According to the Italian space agency Agenzia Spaziale Italiana, which built the CubeSat, LICIACube detached itself from DART on September 12 and has begun operating autonomously. The two cameras on board the CubeSat will transmit back images even after the DRACO can no longer do so.

But is there actually a chance of Earth being threatened by an asteroid impact in the near future? Thomas Zurbuchen, the associate administrator for the Science Mission Directorate at NASA explained the reasoning for such a mission. “We are not aware of a single object right now threatening the earth in the next 100 years. But I guarantee you that there will eventually be one. We can deduce that from the geological records of our planet and even data from the Moon. We want to test the technology now so that it is ready in case we ever need it,” he said.

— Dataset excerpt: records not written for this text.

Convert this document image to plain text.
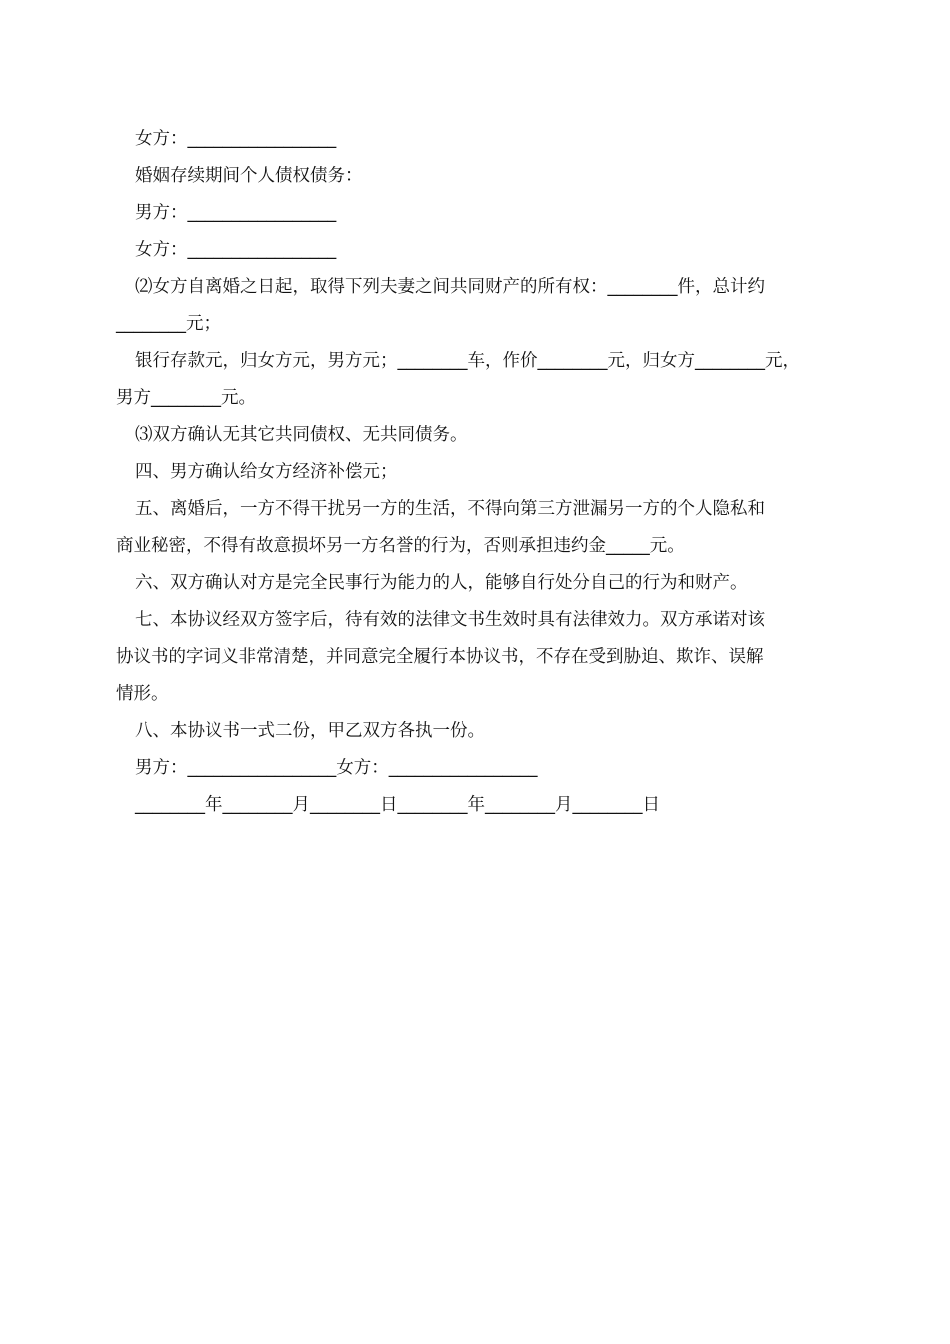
女方：_________________

婚姻存续期间个人债权债务：

男方：_________________

女方：_________________

⑵女方自离婚之日起，取得下列夫妻之间共同财产的所有权：________件，总计约

________元；

银行存款元，归女方元，男方元；________车，作价________元，归女方________元，

男方________元。

⑶双方确认无其它共同债权、无共同债务。

四、男方确认给女方经济补偿元；

五、离婚后，一方不得干扰另一方的生活，不得向第三方泄漏另一方的个人隐私和

商业秘密，不得有故意损坏另一方名誉的行为，否则承担违约金_____元。

六、双方确认对方是完全民事行为能力的人，能够自行处分自己的行为和财产。

七、本协议经双方签字后，待有效的法律文书生效时具有法律效力。双方承诺对该

协议书的字词义非常清楚，并同意完全履行本协议书，不存在受到胁迫、欺诈、误解

情形。

八、本协议书一式二份，甲乙双方各执一份。

男方：_________________女方：_________________

________年________月________日________年________月________日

“This test will not affect the asteroid system in any way that it could become a threat to the Earth. That is not scientifically possible,” added Zurbuchen, in response to a reporter who asked whether the test could potentially cause a threat to the Earth.

Apart from helping test an asteroid mitigation strategy, the DART mission will also test technologies like the DRACO camera and an advanced version of NASA’s compact Roll-Out Solar Arrays (ROSA). The successful demonstration of these technologies will make them important tools in the “toolbox” for future space exploration.